Victoria turned back from the counter. There, behind the coffee urn where Cora presided, stood Burton, in his blue suit, tiny beads of perspiration appearing on his forehead. His little blue eyes fixed themselves upon her like drills seeking in her being the line of least resistance where he could deliver his attack. She almost fled, as if she had seen a snake, every facet of her memory causing the touch of his hot warm hand to materialise.

'Vic,' said Neville's voice softly as she passed, 'is it yes?'

She looked down at the handsome face.

'Yes, Beauty Boy,' she whispered, and walked away.


CHAPTER XVI

'Silly ass,' remarked Victoria angrily. She threw Edward's letter on the table. Unconsciously she spoke the 'Rosebud' language, for contact had had its effect upon her; she no longer awoke with a start to the fact that she was speaking an alien tongue, a tongue she would once have despised.

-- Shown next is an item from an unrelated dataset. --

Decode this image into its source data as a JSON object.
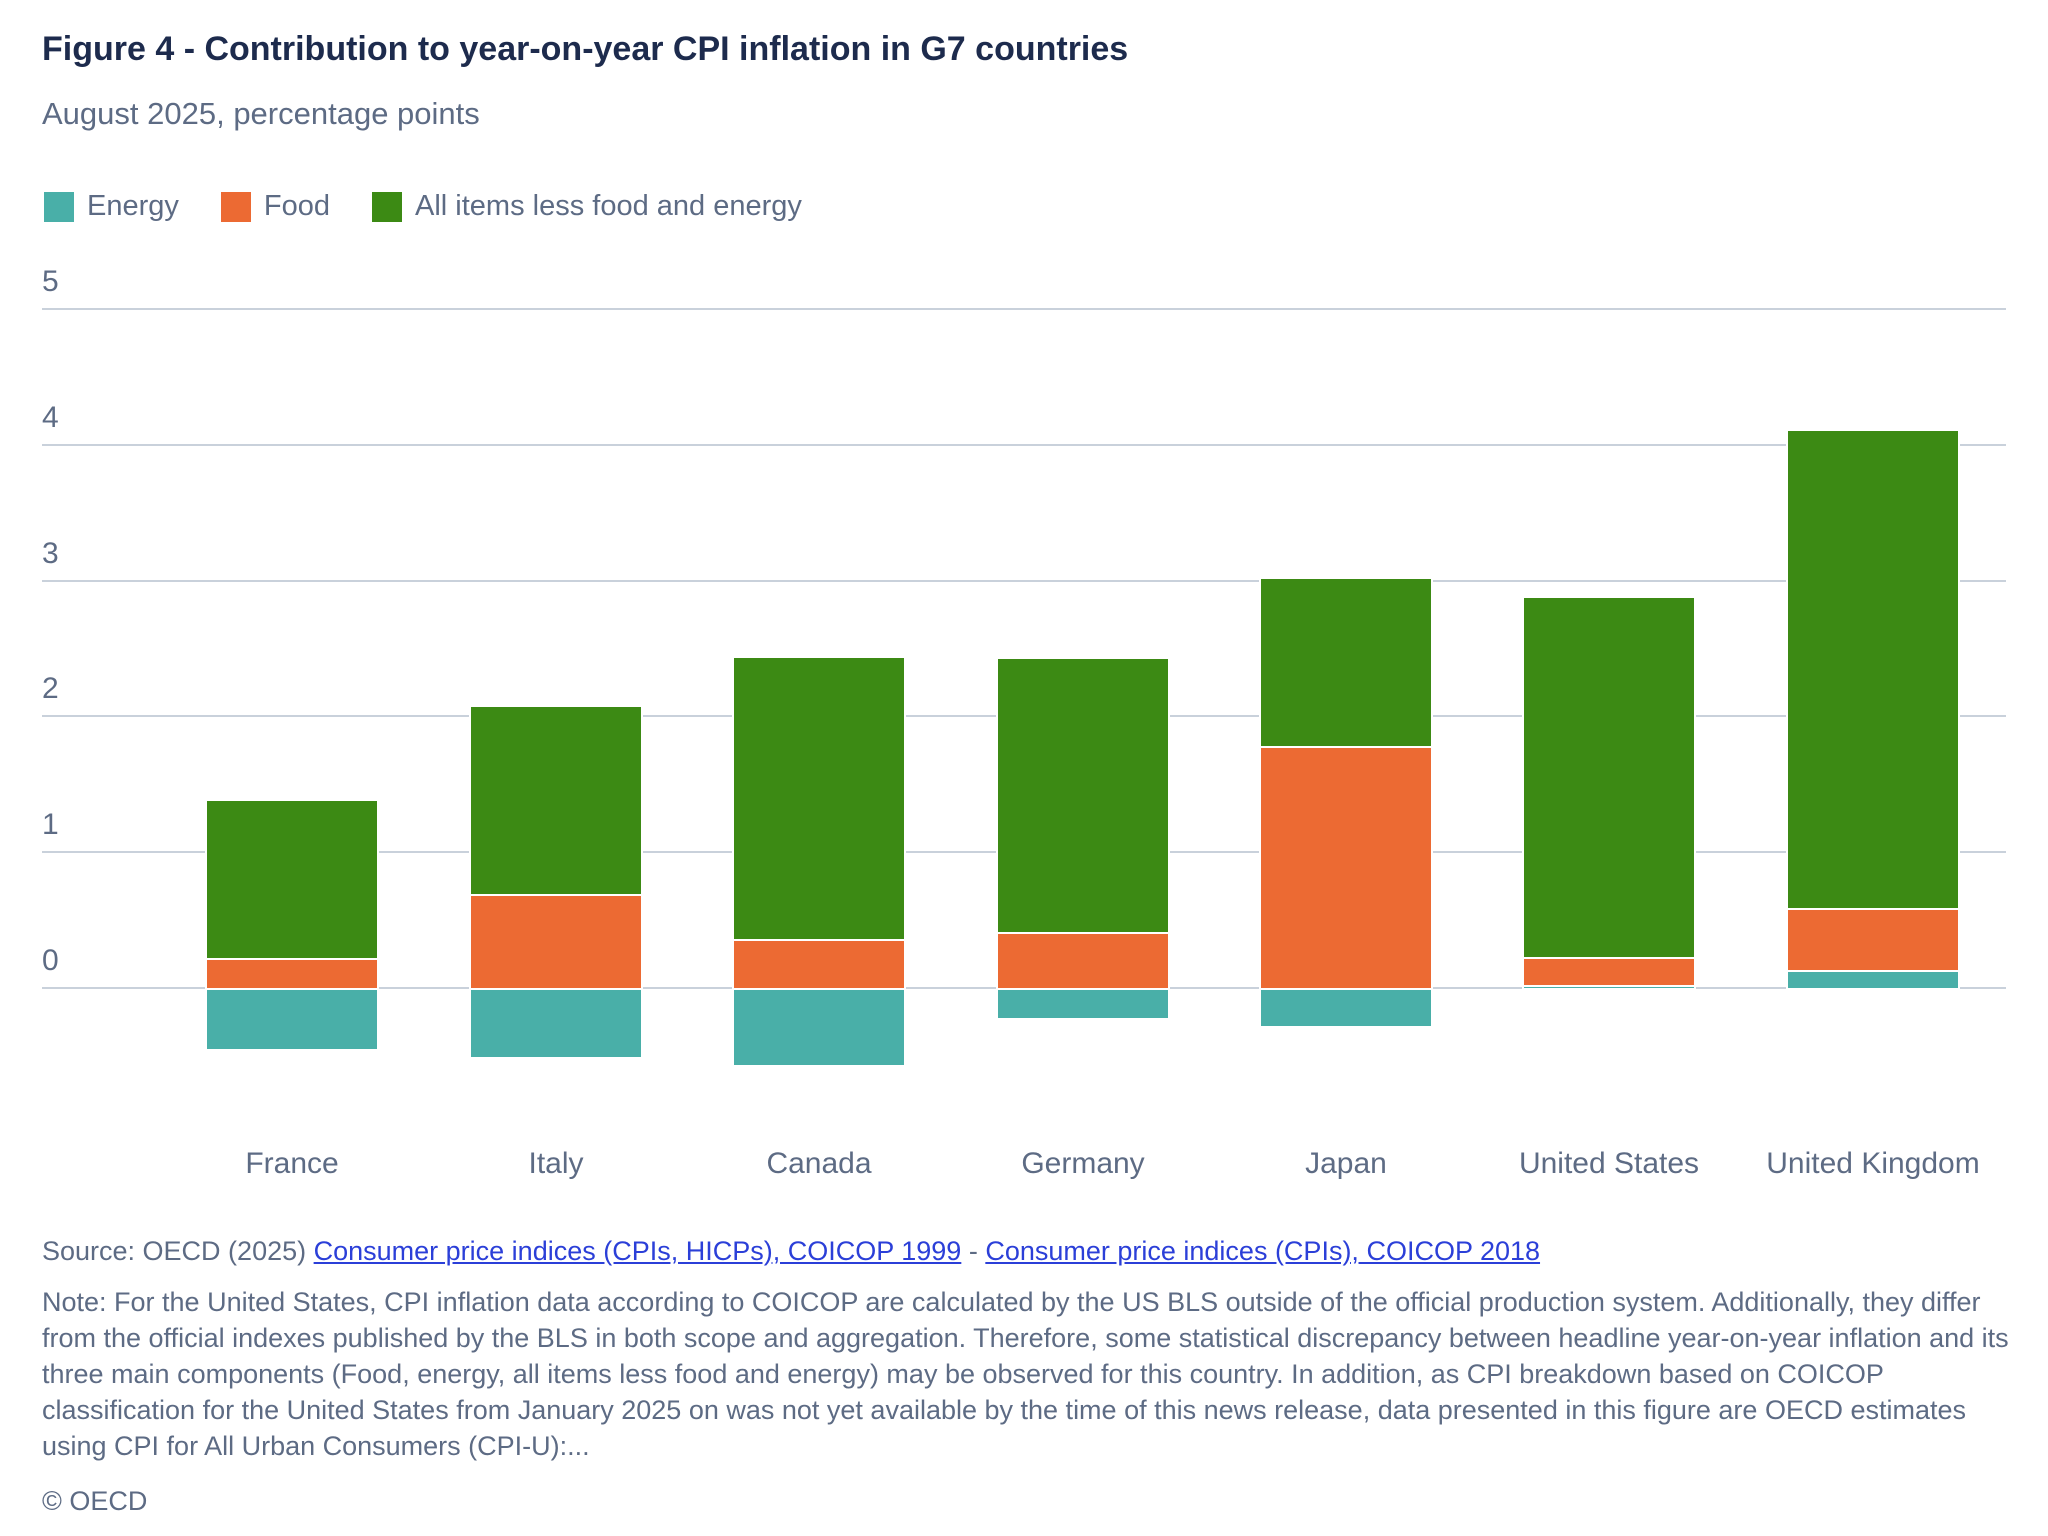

Edward had expressed his interest in her welfare in a letter of four pages covered with his thin writing, every letter of which was legible and sloped at the proper angle. He 'considered it exceedingly undesirable for her to adopt a profession such as that of waitress.' It was comforting to know that 'he was relieved to see that she had the common decency to change her name, and he trusted. . . .' Here Victoria had stopped.

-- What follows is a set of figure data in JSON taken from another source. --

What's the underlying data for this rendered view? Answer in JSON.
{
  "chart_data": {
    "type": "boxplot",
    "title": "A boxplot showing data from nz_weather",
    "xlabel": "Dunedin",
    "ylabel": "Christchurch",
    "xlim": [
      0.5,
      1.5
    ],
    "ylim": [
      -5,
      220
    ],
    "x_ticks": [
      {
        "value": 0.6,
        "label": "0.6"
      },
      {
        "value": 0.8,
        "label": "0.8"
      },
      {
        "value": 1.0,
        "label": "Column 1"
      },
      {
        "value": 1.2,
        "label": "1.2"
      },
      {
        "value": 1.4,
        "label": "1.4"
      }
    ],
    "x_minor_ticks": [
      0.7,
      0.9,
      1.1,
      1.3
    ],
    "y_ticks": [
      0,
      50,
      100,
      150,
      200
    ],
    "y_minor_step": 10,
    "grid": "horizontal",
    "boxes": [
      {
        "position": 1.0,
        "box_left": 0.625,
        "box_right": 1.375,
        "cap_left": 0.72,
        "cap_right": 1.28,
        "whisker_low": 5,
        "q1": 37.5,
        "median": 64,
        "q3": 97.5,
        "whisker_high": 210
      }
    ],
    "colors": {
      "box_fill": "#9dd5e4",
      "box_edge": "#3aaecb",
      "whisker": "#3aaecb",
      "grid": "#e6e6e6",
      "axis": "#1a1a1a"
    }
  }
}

'I can't bear it,' she said. 'I can't, can't, can't. Twopenny little schoolmaster lecturing me, me who've got to earn every penny I get by fighting for it in the dirt, so to say.' Every one of Edward's features came up before her eyes, his straggling fair hair, his bloodless face, his fumbling ineffective hands. This pedagogue who had stepped from scholardom to teacherdom dared to blame or eulogise the steps she took to earn her living, to be free to live or die as she chose. It was preposterous. What did he know of life?

Victoria seized a pen and feverishly scribbled on a crumpled sheet of paper.